Nós temos vários tipos de memória. Até devíamos dizer memórias. É a memória recente que fica muito afetada pela doença de Alzheimer, por isso é que as pessoas têm tantas dificuldades em aprender coisas novas. As memórias antigas já estão cristalizadas, e estão armazenadas num lugar diferente do cérebro que não é tão atacado pelo Alzheimer. Esta é uma informação importante para percebermos o comportamento de quem vive com a doença. Por isso é que temos de ir trabalhando com as pessoas para conseguirem manter as capacidades cognitivas, como a atenção, o raciocínio, a tomada de decisão, para que pessoas possam manter os seus recursos mais tempo.

Para que servem as nossas memórias?

As memórias servem para sobrevivermos do ponto de vista físico e psicológico. Nós somos muito feitos das nossas memórias, que funcionam como âncoras. É a elas que recorremos para nos lembrarmos de quem somos, dos nossos feitos, das relações que mantivemos e valorizamos. As memórias são o nosso testemunho, e também nos ajudam a projetar o futuro.

As memórias vão-se transformando ao longo da vida?

Sim.
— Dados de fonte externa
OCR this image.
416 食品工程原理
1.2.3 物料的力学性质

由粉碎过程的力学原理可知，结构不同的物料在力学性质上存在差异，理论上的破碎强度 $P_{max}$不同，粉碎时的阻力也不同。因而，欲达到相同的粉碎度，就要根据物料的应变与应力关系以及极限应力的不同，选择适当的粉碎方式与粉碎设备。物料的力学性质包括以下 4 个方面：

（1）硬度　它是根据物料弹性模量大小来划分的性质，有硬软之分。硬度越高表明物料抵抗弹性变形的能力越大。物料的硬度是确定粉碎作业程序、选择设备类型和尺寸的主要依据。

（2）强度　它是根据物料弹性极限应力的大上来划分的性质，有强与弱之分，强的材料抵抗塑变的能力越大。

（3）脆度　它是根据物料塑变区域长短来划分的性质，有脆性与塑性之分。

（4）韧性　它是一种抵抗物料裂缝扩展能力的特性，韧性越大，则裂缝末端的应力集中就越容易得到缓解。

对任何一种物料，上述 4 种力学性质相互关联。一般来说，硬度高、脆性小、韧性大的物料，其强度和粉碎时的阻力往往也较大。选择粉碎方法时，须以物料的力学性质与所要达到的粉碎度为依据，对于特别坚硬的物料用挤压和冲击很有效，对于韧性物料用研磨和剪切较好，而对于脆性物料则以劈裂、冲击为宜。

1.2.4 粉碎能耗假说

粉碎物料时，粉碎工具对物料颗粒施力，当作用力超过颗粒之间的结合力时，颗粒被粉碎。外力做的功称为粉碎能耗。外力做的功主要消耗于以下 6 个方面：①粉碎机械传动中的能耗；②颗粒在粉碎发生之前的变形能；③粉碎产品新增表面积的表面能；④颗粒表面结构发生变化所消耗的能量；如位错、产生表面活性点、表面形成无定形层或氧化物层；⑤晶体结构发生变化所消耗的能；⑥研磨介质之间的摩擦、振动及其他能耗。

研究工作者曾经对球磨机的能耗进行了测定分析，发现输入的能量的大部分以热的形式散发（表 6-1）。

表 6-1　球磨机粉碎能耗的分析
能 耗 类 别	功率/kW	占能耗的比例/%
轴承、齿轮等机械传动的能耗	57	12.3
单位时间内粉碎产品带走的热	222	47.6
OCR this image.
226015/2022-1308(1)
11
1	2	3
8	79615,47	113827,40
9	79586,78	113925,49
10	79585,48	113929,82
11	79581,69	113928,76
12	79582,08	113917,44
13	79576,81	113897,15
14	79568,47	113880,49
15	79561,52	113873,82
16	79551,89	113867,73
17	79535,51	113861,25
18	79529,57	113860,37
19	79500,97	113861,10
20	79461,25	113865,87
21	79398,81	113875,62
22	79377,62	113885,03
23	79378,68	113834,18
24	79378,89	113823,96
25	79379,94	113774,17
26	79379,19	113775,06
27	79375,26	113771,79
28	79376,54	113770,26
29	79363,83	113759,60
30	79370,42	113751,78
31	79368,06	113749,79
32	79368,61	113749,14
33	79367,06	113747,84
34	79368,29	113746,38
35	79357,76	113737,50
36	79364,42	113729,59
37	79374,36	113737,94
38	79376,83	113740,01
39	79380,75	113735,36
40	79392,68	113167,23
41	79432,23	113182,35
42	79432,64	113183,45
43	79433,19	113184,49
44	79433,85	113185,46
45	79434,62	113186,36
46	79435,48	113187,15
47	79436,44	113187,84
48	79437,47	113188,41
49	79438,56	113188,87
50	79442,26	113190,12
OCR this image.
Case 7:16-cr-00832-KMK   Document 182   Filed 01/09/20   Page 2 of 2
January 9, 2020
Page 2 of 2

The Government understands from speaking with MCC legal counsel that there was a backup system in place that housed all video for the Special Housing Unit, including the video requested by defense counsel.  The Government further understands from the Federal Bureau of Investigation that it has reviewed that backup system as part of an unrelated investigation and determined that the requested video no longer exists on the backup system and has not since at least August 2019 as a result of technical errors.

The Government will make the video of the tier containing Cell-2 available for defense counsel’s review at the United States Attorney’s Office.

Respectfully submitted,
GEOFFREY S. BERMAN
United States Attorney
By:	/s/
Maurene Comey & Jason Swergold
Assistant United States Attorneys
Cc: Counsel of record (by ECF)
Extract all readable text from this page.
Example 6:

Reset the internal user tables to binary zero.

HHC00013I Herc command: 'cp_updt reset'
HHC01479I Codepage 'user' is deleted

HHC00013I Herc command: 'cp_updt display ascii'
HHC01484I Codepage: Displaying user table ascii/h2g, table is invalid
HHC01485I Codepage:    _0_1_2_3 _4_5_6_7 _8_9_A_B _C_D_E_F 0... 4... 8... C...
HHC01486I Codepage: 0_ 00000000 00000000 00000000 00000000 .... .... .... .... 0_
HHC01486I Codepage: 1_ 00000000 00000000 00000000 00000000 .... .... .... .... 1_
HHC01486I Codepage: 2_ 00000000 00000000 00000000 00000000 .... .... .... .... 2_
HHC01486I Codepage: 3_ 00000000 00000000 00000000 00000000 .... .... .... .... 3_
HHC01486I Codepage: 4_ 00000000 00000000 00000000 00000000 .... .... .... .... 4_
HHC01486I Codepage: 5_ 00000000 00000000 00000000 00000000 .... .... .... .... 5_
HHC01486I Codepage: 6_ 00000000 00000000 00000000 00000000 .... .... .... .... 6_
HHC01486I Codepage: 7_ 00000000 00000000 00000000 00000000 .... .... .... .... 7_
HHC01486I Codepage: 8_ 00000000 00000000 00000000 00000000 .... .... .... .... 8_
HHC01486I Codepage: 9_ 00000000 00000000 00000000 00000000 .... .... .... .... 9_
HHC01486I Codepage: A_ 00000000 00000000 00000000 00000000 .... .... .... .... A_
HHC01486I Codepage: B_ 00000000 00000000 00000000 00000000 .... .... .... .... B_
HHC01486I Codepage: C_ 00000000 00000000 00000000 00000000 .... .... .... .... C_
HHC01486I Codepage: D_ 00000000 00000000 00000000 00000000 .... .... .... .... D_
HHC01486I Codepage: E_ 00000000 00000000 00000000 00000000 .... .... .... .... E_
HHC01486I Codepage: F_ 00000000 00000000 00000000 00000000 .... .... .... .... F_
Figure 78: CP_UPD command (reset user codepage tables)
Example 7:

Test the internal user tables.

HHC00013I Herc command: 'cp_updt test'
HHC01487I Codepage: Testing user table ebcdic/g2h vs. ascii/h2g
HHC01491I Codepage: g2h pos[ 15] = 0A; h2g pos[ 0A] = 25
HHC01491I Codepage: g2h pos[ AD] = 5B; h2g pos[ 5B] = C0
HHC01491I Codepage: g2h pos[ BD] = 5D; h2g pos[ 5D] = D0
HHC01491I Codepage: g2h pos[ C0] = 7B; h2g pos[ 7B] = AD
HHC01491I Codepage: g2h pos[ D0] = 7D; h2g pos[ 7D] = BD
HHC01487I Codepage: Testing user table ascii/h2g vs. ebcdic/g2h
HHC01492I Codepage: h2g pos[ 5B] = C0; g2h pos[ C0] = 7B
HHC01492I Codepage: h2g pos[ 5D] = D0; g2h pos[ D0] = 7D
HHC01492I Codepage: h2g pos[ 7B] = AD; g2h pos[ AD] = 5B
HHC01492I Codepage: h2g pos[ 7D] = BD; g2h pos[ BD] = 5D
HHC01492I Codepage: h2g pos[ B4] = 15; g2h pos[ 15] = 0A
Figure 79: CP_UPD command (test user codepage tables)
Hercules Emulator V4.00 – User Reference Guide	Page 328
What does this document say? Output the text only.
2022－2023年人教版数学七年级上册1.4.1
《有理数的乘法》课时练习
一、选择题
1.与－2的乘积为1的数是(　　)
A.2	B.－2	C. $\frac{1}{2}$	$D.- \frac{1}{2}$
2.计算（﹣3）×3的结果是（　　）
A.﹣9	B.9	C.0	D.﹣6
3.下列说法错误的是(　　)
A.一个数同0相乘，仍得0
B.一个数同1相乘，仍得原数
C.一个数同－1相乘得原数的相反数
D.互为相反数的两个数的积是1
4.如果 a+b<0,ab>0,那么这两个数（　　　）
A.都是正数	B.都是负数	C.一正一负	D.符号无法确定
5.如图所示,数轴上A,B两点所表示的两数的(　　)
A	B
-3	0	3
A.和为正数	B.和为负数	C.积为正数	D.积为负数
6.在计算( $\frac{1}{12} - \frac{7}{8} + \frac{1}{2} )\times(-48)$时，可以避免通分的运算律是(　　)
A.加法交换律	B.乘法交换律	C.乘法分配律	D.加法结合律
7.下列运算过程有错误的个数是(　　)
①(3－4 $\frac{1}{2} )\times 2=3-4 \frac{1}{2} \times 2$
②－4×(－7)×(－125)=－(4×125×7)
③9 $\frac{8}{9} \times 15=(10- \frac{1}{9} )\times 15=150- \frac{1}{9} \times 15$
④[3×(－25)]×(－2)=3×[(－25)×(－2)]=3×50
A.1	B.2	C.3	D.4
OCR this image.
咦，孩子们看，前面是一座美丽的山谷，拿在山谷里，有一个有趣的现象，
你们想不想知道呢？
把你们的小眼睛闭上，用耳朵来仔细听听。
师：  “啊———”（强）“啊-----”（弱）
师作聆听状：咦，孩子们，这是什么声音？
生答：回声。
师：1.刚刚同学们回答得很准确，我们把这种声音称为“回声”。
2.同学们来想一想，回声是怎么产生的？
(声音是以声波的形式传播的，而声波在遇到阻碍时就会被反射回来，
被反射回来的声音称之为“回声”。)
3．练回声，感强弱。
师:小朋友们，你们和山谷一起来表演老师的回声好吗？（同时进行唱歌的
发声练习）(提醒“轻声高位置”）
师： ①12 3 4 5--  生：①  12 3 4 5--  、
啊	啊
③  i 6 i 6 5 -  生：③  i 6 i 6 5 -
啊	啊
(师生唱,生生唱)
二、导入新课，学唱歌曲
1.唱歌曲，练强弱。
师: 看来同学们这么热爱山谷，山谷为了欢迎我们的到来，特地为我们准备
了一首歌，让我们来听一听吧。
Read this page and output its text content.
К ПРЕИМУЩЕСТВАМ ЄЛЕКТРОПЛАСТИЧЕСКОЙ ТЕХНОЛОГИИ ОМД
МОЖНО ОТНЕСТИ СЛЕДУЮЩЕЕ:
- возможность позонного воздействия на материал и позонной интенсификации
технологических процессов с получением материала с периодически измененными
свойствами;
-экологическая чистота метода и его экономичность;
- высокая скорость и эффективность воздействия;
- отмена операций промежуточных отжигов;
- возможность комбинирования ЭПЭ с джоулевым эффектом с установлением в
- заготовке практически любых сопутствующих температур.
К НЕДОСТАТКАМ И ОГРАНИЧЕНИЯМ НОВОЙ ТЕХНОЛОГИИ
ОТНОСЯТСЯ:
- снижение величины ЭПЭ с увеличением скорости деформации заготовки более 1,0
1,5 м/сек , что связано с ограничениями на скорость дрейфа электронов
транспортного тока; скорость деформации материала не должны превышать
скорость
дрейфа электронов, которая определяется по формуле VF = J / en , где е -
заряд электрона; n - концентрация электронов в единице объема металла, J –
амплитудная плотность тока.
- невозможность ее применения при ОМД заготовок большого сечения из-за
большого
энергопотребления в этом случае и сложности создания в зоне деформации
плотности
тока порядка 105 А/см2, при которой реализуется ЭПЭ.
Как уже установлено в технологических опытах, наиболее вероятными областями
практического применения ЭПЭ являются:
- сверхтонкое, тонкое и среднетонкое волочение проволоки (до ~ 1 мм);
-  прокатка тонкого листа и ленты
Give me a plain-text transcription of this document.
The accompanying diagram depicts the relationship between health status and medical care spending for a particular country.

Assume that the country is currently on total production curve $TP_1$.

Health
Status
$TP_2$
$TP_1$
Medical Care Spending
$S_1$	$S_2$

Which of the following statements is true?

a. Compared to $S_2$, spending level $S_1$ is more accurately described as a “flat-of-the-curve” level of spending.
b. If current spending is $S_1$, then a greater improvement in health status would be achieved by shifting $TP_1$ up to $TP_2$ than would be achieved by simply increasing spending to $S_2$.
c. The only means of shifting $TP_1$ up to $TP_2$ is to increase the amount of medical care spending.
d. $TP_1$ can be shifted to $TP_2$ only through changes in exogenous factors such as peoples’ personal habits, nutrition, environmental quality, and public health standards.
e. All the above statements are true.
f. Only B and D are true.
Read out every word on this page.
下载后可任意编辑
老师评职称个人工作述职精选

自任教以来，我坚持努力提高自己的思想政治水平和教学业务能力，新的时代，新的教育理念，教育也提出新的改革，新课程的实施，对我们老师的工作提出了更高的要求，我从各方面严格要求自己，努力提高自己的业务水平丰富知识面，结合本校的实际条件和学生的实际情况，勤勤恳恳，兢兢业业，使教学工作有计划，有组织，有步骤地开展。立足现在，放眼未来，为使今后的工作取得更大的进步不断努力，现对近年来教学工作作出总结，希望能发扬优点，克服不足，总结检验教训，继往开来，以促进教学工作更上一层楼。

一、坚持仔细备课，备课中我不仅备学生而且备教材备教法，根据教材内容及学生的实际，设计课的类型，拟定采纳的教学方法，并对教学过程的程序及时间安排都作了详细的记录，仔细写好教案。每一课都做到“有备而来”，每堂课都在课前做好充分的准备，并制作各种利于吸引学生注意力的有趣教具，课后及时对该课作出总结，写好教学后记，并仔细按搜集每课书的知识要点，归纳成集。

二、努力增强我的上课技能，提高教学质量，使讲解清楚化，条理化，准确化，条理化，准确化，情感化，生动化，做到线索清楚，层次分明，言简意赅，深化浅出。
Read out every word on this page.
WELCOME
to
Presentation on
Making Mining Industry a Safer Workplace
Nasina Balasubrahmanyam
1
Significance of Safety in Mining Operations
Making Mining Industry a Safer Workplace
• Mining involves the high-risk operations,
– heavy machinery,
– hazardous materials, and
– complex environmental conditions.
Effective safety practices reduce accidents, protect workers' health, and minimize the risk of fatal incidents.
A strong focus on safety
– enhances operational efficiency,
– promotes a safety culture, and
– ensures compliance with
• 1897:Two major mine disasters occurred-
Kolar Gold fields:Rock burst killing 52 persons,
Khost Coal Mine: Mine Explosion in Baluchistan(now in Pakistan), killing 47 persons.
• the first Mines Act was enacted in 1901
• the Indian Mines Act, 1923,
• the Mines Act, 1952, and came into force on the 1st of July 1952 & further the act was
Uma memória não é sempre a mesma, muda connosco. Ao longo da vida vamos revivendo e resignificando o passado. Mas claro que não nos lembramos de tudo o que acontece, porque o cérebro não tem capacidade para fixar tudo. Nós memorizamos alguns estímulos de forma consciente e outros de forma inconsciente. Mas tentamos focar a nossa atenção naquilo que é essencial e este processo também é muito alterado pelo Alzheimer, porque as pessoas vão deixando de conseguir selecionar estes estímulos. Imagine que está numa festa: tudo aquilo é confusão demais para si, porque já não é capaz de selecionar dali aquilo a que quer preatar atenção, não consegue filtrar a informação que recebe.

Com uma pessoa com Alzheimer, temos muitas vezes a sensação de que aquela pessoa já não está ali…

Essa sensação não é correta. A pessoa pode não ser a mesma, mas ela está cá. O que temos de fazer é, quando a comunicação verbal começa a falhar, conseguirmos comunicar com a pessoa através da comunicação não-verbal: o olhar, o toque. Temos de aprender essas estratégias. E atenção que isto só acontece em fases muito tardias da doença, e só aqui é que as pessoas têm dificuldades de relacionamento. Temos de fazer com que a pessoa não só se sinta incluída no mundo como consiga fazer para si própria algum tipo de sentido. E isto consegue-se. Porque apesar de tudo, continua a ser pessoa, e por isso mesmo continua a querer relação. Tem é mais dificuldades e o mundo torna-se mais pequeno. E pode ter outras doenças não relacionadas com o Alzheimer mas que lhe dificultam a vida, por exemplo.

Para o cuidador, principalmente se for familiar, o choque é brutal…

Muito. Às vezes o que é difícil de conciliar é precisamente a perspectiva da pessoa com demência e a perspectiva do cuidador. Porque a pessoa quando está a viver a doença de um pai ou mãe tem uma experiência que pode mesmo ser brutal. Trabalho com pessoas com Alzheimer e seus cuidadores há mais de dez anos, e o medo que mais pessoas me relatam é o de um dia o pai ou a mãe não os reconheçam. Isto é uma angústia muito pesada e muito corrosiva. E como cada pessoa vive a demência de forma muito própria, o cuidador nunca sabe se isso lhe vai acontecer ou quando. Há muitos pequenos lutos neste processo. Aliás, a própria pessoa com demência vive pequenos lutos. Era capaz de fazer muitas coisa que agora já não é.

A pessoa com Alzheimer tem a noção de que já não é capaz de fazer muitas coisas?

Tem, claro. As pessoas têm noção de que já não são capazes. Precisamente por isso é que tantas vezes escolhem deixar de as fazer. Para se protegerem. E não é aquilo que todos fazemos? Com ou sem Alzheimer, todos nos defendemos, todos fugimos àquilo que nos ameaça, que nos envergonha, que nos faz sentir inferior.